Space scientists have discovered just how much they can accomplish when they work together, with incredible feats achieved this year through collaborations with commercial industry and foreign nations. We bring to you, what we feel are the top 3 outstanding moments of 2022 in space (If you want to add something we missed, please feel free to share in the comments below).

So let’s start:

Deployment of James Webb Space Telescope

Three-quarter view of the James Webb Space Telescope

The launch of the James Webb Space Telescope, which reached its L2 Lagrange point for the first several months, was the most significant event of 2022. The telescope gradually unfolded the folded construction during flight, then upon arrival, calibrated the instruments and cooled to ultra-low temperatures. On July 12, humanity witnessed the first remarkable photographs taken by a telescope, the sharpness and clarity of which exceeded engineers’ expectations. Astronomers anticipate that James Webb will usher in a new era in our understanding of the universe by displaying detailed photos of objects billions of light-years away.

NASA’s Mega Moon Rocket

An expanded view of an artist rendering of the 130-metric-ton configuration of NASA’s Space Launch System (SLS), shows the many different elements of the rocket design. Used primarily to launch heavy cargo, this two-stage vehicle will be the largest rocket ever built and will enable exploration missions beyond low-Earth orbits.
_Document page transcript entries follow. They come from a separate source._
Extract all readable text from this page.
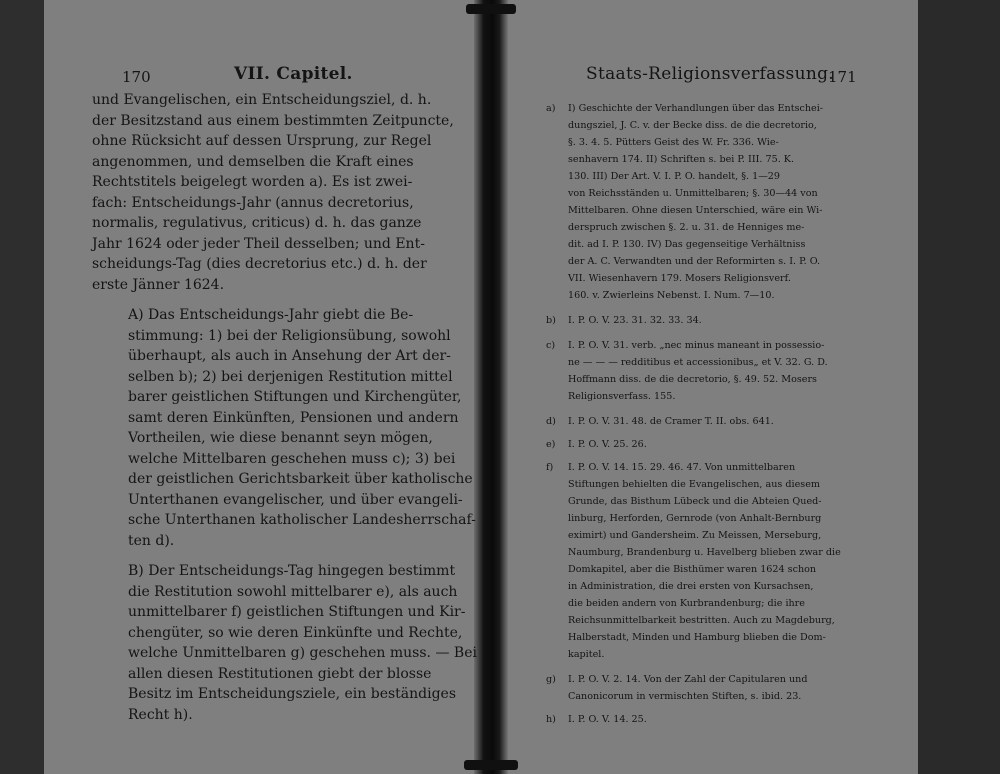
170	VII. Capitel.

und Evangelischen, ein Entscheidungsziel, d. h.
der Besitzstand aus einem bestimmten Zeitpuncte,
ohne Rücksicht auf dessen Ursprung, zur Regel
angenommen, und demselben die Kraft eines
Rechtstitels beigelegt worden a). Es ist zwei-
fach: Entscheidungs-Jahr (annus decretorius,
normalis, regulativus, criticus) d. h. das ganze
Jahr 1624 oder jeder Theil desselben; und Ent-
scheidungs-Tag (dies decretorius etc.) d. h. der
erste Jänner 1624.

A) Das Entscheidungs-Jahr giebt die Be-
stimmung: 1) bei der Religionsübung, sowohl
überhaupt, als auch in Ansehung der Art der-
selben b); 2) bei derjenigen Restitution mittel
barer geistlichen Stiftungen und Kirchengüter,
samt deren Einkünften, Pensionen und andern
Vortheilen, wie diese benannt seyn mögen,
welche Mittelbaren geschehen muss c); 3) bei
der geistlichen Gerichtsbarkeit über katholische
Unterthanen evangelischer, und über evangeli-
sche Unterthanen katholischer Landesherrschaf-
ten d).

B) Der Entscheidungs-Tag hingegen bestimmt
die Restitution sowohl mittelbarer e), als auch
unmittelbarer f) geistlichen Stiftungen und Kir-
chengüter, so wie deren Einkünfte und Rechte,
welche Unmittelbaren g) geschehen muss. — Bei
allen diesen Restitutionen giebt der blosse
Besitz im Entscheidungsziele, ein beständiges
Recht h).

Staats-Religionsverfassung.
171
a) I) Geschichte der Verhandlungen über das Entschei-
dungsziel, J. C. v. der Becke diss. de die decretorio,
§. 3. 4. 5. Pütters Geist des W. Fr. 336. Wie-
senhavern 174. II) Schriften s. bei P. III. 75. K.
130. III) Der Art. V. I. P. O. handelt, §. 1—29
von Reichsständen u. Unmittelbaren; §. 30—44 von
Mittelbaren. Ohne diesen Unterschied, wäre ein Wi-
derspruch zwischen §. 2. u. 31. de Henniges me-
dit. ad I. P. 130. IV) Das gegenseitige Verhältniss
der A. C. Verwandten und der Reformirten s. I. P. O.
VII. Wiesenhavern 179. Mosers Religionsverf.
160. v. Zwierleins Nebenst. I. Num. 7—10.
b) I. P. O. V. 23. 31. 32. 33. 34.
c) I. P. O. V. 31. verb. „nec minus maneant in possessio-
ne — — — redditibus et accessionibus„ et V. 32. G. D.
Hoffmann diss. de die decretorio, §. 49. 52. Mosers
Religionsverfass. 155.
d) I. P. O. V. 31. 48. de Cramer T. II. obs. 641.
e) I. P. O. V. 25. 26.
f) I. P. O. V. 14. 15. 29. 46. 47. Von unmittelbaren
Stiftungen behielten die Evangelischen, aus diesem
Grunde, das Bisthum Lübeck und die Abteien Qued-
linburg, Herforden, Gernrode (von Anhalt-Bernburg
eximirt) und Gandersheim. Zu Meissen, Merseburg,
Naumburg, Brandenburg u. Havelberg blieben zwar die
Domkapitel, aber die Bisthümer waren 1624 schon
in Administration, die drei ersten von Kursachsen,
die beiden andern von Kurbrandenburg; die ihre
Reichsunmittelbarkeit bestritten. Auch zu Magdeburg,
Halberstadt, Minden und Hamburg blieben die Dom-
kapitel.
g) I. P. O. V. 2. 14. Von der Zahl der Capitularen und
Canonicorum in vermischten Stiften, s. ibid. 23.
h) I. P. O. V. 14. 25.
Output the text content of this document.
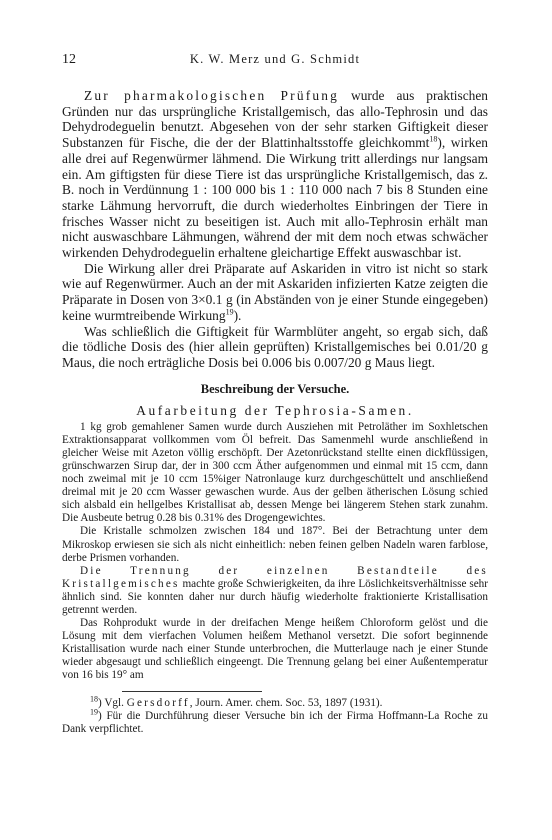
12	K. W. Merz und G. Schmidt

Zur pharmakologischen Prüfung wurde aus praktischen Gründen nur das ursprüngliche Kristallgemisch, das allo-Tephrosin und das Dehydrodeguelin benutzt. Abgesehen von der sehr starken Giftigkeit dieser Substanzen für Fische, die der der Blattinhaltsstoffe gleichkommt$^{18}$), wirken alle drei auf Regenwürmer lähmend. Die Wirkung tritt allerdings nur langsam ein. Am giftigsten für diese Tiere ist das ursprüngliche Kristallgemisch, das z. B. noch in Verdünnung 1 : 100 000 bis 1 : 110 000 nach 7 bis 8 Stunden eine starke Lähmung hervorruft, die durch wiederholtes Einbringen der Tiere in frisches Wasser nicht zu beseitigen ist. Auch mit allo-Tephrosin erhält man nicht auswaschbare Lähmungen, während der mit dem noch etwas schwächer wirkenden Dehydrodeguelin erhaltene gleichartige Effekt auswaschbar ist.

Die Wirkung aller drei Präparate auf Askariden in vitro ist nicht so stark wie auf Regenwürmer. Auch an der mit Askariden infizierten Katze zeigten die Präparate in Dosen von 3×0.1 g (in Abständen von je einer Stunde eingegeben) keine wurmtreibende Wirkung$^{19}$).

Was schließlich die Giftigkeit für Warmblüter angeht, so ergab sich, daß die tödliche Dosis des (hier allein geprüften) Kristallgemisches bei 0.01/20 g Maus, die noch erträgliche Dosis bei 0.006 bis 0.007/20 g Maus liegt.

Beschreibung der Versuche.
Aufarbeitung der Tephrosia-Samen.

1 kg grob gemahlener Samen wurde durch Ausziehen mit Petroläther im Soxhletschen Extraktionsapparat vollkommen vom Öl befreit. Das Samenmehl wurde anschließend in gleicher Weise mit Azeton völlig erschöpft. Der Azetonrückstand stellte einen dickflüssigen, grünschwarzen Sirup dar, der in 300 ccm Äther aufgenommen und einmal mit 15 ccm, dann noch zweimal mit je 10 ccm 15%iger Natronlauge kurz durchgeschüttelt und anschließend dreimal mit je 20 ccm Wasser gewaschen wurde. Aus der gelben ätherischen Lösung schied sich alsbald ein hellgelbes Kristallisat ab, dessen Menge bei längerem Stehen stark zunahm. Die Ausbeute betrug 0.28 bis 0.31% des Drogengewichtes.

Die Kristalle schmolzen zwischen 184 und 187°. Bei der Betrachtung unter dem Mikroskop erwiesen sie sich als nicht einheitlich: neben feinen gelben Nadeln waren farblose, derbe Prismen vorhanden.

Die Trennung der einzelnen Bestandteile des Kristallgemisches machte große Schwierigkeiten, da ihre Löslichkeitsverhältnisse sehr ähnlich sind. Sie konnten daher nur durch häufig wiederholte fraktionierte Kristallisation getrennt werden.

Das Rohprodukt wurde in der dreifachen Menge heißem Chloroform gelöst und die Lösung mit dem vierfachen Volumen heißem Methanol versetzt. Die sofort beginnende Kristallisation wurde nach einer Stunde unterbrochen, die Mutterlauge nach je einer Stunde wieder abgesaugt und schließlich eingeengt. Die Trennung gelang bei einer Außentemperatur von 16 bis 19° am

$^{18}$) Vgl. Gersdorff, Journ. Amer. chem. Soc. 53, 1897 (1931).

$^{19}$) Für die Durchführung dieser Versuche bin ich der Firma Hoffmann-La Roche zu Dank verpflichtet.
The Space Launch System, or SLS, is a massive rocket that weighs 2,600 tonnes and stands taller than the Statue of Liberty. It made its first flight into space this year, paving the way for humanity to return to the Moon. After several delays, a massive rocket launched into space on November 16, sending the Orion spacecraft on a long journey around the Moon and back to Earth. This mission, known as Artemis I, is a test trip that marks NASA’s return to deep space exploration under the supervision of astronauts. The campaign’s major goal is to finally send humanity to the Moon, and potentially even Mars.

“Shot” at an Asteroid

Schematic of the DART mission shows the impact on the moonlet of asteroid (65803) Didymos. Post-impact observations from Earth-based optical telescopes and planetary radar would, in turn, measure the change in the moonlet’s orbit about the parent body.

NASA tested a “space weapon” aimed at protecting humanity this year. The DART mission sought to explore the feasibility of altering the asteroid’s trajectory in order to protect the Earth from collision. The endeavour was a success. On September 26, the DART spacecraft collided with a Dimorphos, a football-sized asteroid about 10 million kilometres from Earth. Astronomers utilised ground-based telescopes to observe the change in its orbit a few weeks later. The asteroid’s orbit around 65803 Didymos was decreased by 32 minutes, which was 10 minutes faster than predicted. The spaceship, which weighed around 500 kg, was devoid of explosives. Its weapon was nothing more than its own body and pure physical energy. The collision took place at a speed of 20,000 km/hr.